Hoje foi a festa junina do colégio do Guilherme e, dessa vez, foi bem especial: minha mãe pôde estar presente depois de alguns anos sem participar. Quem me acompanha sabe que moro longe de todos os familiares, só não imaginam a falta que sinto deles… Além de tudo, sou meio bobona com essas datas e momentos escolares do meu filho, talvez porque quando eu era criança, isso era o evento da família. Lembro da presença constante da minha mãe, minha vó e minha madrinha em todas as minhas festinhas. Para alguns, é bobagem. Para mim, não é, e são as recordações que quero deixar para o Gui: nós sempre estaremos na sua platéia, torcendo e felizes pelo seu desenvolvimento.
E quase que ele não dança esse ano, entrou na fase do “mico”. Dançar com par então… É o fim!
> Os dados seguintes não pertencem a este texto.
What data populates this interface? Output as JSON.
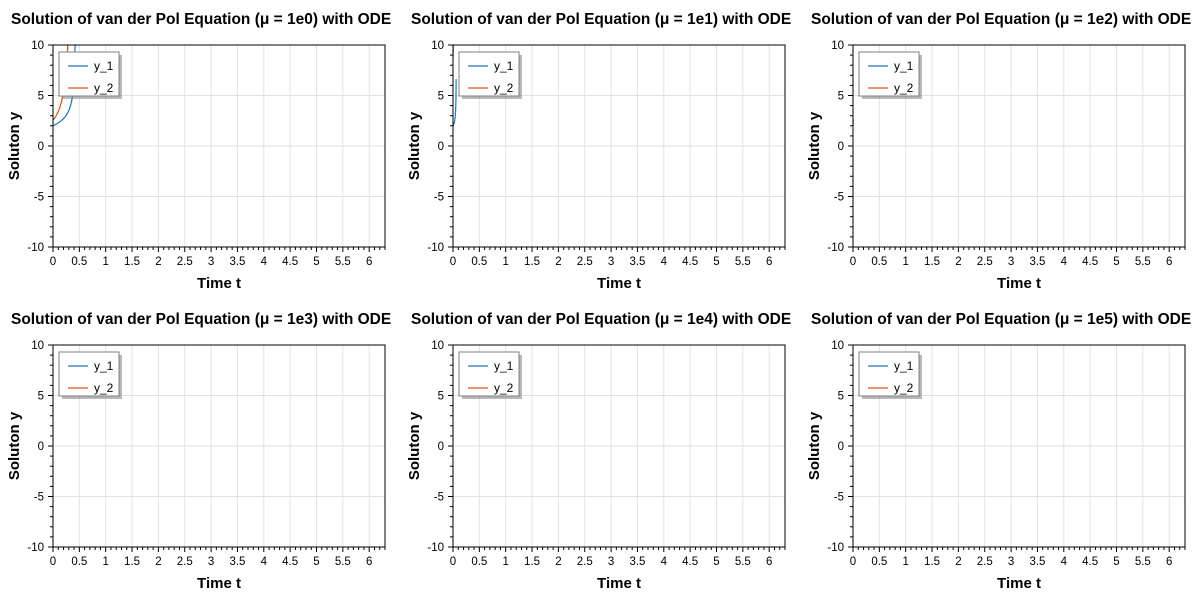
{
  "colors": {
    "y_1": "#1f77b4",
    "y_2": "#d95319"
  },
  "chart_data": [
    {
      "type": "line",
      "title": "Solution of van der Pol Equation (μ = 1e0) with ODE",
      "xlabel": "Time t",
      "ylabel": "Soluton y",
      "mu": 1,
      "xlim": [
        0,
        6.3
      ],
      "ylim": [
        -10,
        10
      ],
      "xticks": [
        "0",
        "0.5",
        "1",
        "1.5",
        "2",
        "2.5",
        "3",
        "3.5",
        "4",
        "4.5",
        "5",
        "5.5",
        "6"
      ],
      "yticks": [
        "10",
        "5",
        "0",
        "-5",
        "-10"
      ],
      "grid": true,
      "legend_location": "top-left",
      "series": [
        {
          "name": "y_1"
        },
        {
          "name": "y_2"
        }
      ]
    },
    {
      "type": "line",
      "title": "Solution of van der Pol Equation (μ = 1e1) with ODE",
      "xlabel": "Time t",
      "ylabel": "Soluton y",
      "mu": 10,
      "xlim": [
        0,
        6.3
      ],
      "ylim": [
        -10,
        10
      ],
      "xticks": [
        "0",
        "0.5",
        "1",
        "1.5",
        "2",
        "2.5",
        "3",
        "3.5",
        "4",
        "4.5",
        "5",
        "5.5",
        "6"
      ],
      "yticks": [
        "10",
        "5",
        "0",
        "-5",
        "-10"
      ],
      "grid": true,
      "legend_location": "top-left",
      "series": [
        {
          "name": "y_1"
        },
        {
          "name": "y_2"
        }
      ]
    },
    {
      "type": "line",
      "title": "Solution of van der Pol Equation (μ = 1e2) with ODE",
      "xlabel": "Time t",
      "ylabel": "Soluton y",
      "mu": 100,
      "xlim": [
        0,
        6.3
      ],
      "ylim": [
        -10,
        10
      ],
      "xticks": [
        "0",
        "0.5",
        "1",
        "1.5",
        "2",
        "2.5",
        "3",
        "3.5",
        "4",
        "4.5",
        "5",
        "5.5",
        "6"
      ],
      "yticks": [
        "10",
        "5",
        "0",
        "-5",
        "-10"
      ],
      "grid": true,
      "legend_location": "top-left",
      "series": [
        {
          "name": "y_1"
        },
        {
          "name": "y_2"
        }
      ]
    },
    {
      "type": "line",
      "title": "Solution of van der Pol Equation (μ = 1e3) with ODE",
      "xlabel": "Time t",
      "ylabel": "Soluton y",
      "mu": 1000,
      "xlim": [
        0,
        6.3
      ],
      "ylim": [
        -10,
        10
      ],
      "xticks": [
        "0",
        "0.5",
        "1",
        "1.5",
        "2",
        "2.5",
        "3",
        "3.5",
        "4",
        "4.5",
        "5",
        "5.5",
        "6"
      ],
      "yticks": [
        "10",
        "5",
        "0",
        "-5",
        "-10"
      ],
      "grid": true,
      "legend_location": "top-left",
      "series": [
        {
          "name": "y_1"
        },
        {
          "name": "y_2"
        }
      ]
    },
    {
      "type": "line",
      "title": "Solution of van der Pol Equation (μ = 1e4) with ODE",
      "xlabel": "Time t",
      "ylabel": "Soluton y",
      "mu": 10000,
      "xlim": [
        0,
        6.3
      ],
      "ylim": [
        -10,
        10
      ],
      "xticks": [
        "0",
        "0.5",
        "1",
        "1.5",
        "2",
        "2.5",
        "3",
        "3.5",
        "4",
        "4.5",
        "5",
        "5.5",
        "6"
      ],
      "yticks": [
        "10",
        "5",
        "0",
        "-5",
        "-10"
      ],
      "grid": true,
      "legend_location": "top-left",
      "series": [
        {
          "name": "y_1"
        },
        {
          "name": "y_2"
        }
      ]
    },
    {
      "type": "line",
      "title": "Solution of van der Pol Equation (μ = 1e5) with ODE",
      "xlabel": "Time t",
      "ylabel": "Soluton y",
      "mu": 100000,
      "xlim": [
        0,
        6.3
      ],
      "ylim": [
        -10,
        10
      ],
      "xticks": [
        "0",
        "0.5",
        "1",
        "1.5",
        "2",
        "2.5",
        "3",
        "3.5",
        "4",
        "4.5",
        "5",
        "5.5",
        "6"
      ],
      "yticks": [
        "10",
        "5",
        "0",
        "-5",
        "-10"
      ],
      "grid": true,
      "legend_location": "top-left",
      "series": [
        {
          "name": "y_1"
        },
        {
          "name": "y_2"
        }
      ]
    }
  ]
}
Mas com um argumento de ponto extra na avaliação de conduta, ele voltou atrás. E dançou tão bonitinho um forró do lampião. Corujei, fotografei, gritei por ele… E o rapaz com aquela cara séria, rs. Minha mãe foi vestida com uma blusa de caipira, nossa, como ele reclamou! Não quis colocar o chapéu, nem o lenço e pediu um bigode discreto. Posso com isso, apenas 9 anos e já está na idade de “tudo me envergonha”, “o que meus colegas vão pensar?”. No final, ele aproveitou bastante, brincou com seus amigos, soltou muito estalinho, do jeito mais criança possível.
Nessa estadia da minha mãe aqui em casa, fomos à Olinda, ao clube, ela provou meus novos dotes culinários, buscou o Gui na escola… Pena que foi rápido! Em breve estaremos juntas novamente, se Deus quiser.
E minha casa não ficará vazia: amanhã chegarão duas grandes amigas, portanto, devo sumir daqui por um tempo. Tenho muito papo para colocar em dia e vou aproveitar o feriado junino com muitas risadas e city tour, com certeza!
Ah, quem ainda não comentou no meu texto do concurso cultural Clifford do Desabafo de Mãe, please, comente aqui agora. O concurso termina na próxima segunda-feira, dia 23, e a disputa está acirrada…
Bom fim de semana para todos. Aproveitem os arraiais, heim!




Oi Evellyn!!!
Não a hora de chegar a minha vez de participar desses eventos escolares com a Vivi.
Descobri que sou mais que criança do que minha filha, e assim como vc quero deixar coisas boas p/Victória. Tbm lembro muito da minha infãncia, e nesta época do ano eu sempre dançava de caipira em uma quadrilha chama: “Brega e Chique”. Lembro da minha mãe enfeitando o meu vestido, e principalmente os meus cabelos.
Realmente é muito difícil estar longe de quem amamos, o importante é a união interior!
Parabéns pelo Gui, ele estava lindo, essa fase do “mico” é algo que estou presenciando aqui em casa com o Davy.
No fundo eles serão eternas crianças, assim como nós.
Beijocas
Priscilla,
cada fase da criança tem seu encanto. Lembro de quando o Gui era bebê e foi o sinhôzinho da creche, rs… Já foi o noivo da festa também, com 3 anos. Agora, é a fase do mico. Mas não adianta, nós berramos na arquibancada de qualquer jeito e, ele, com aquele ar sério, implorando para que ficássemos calados!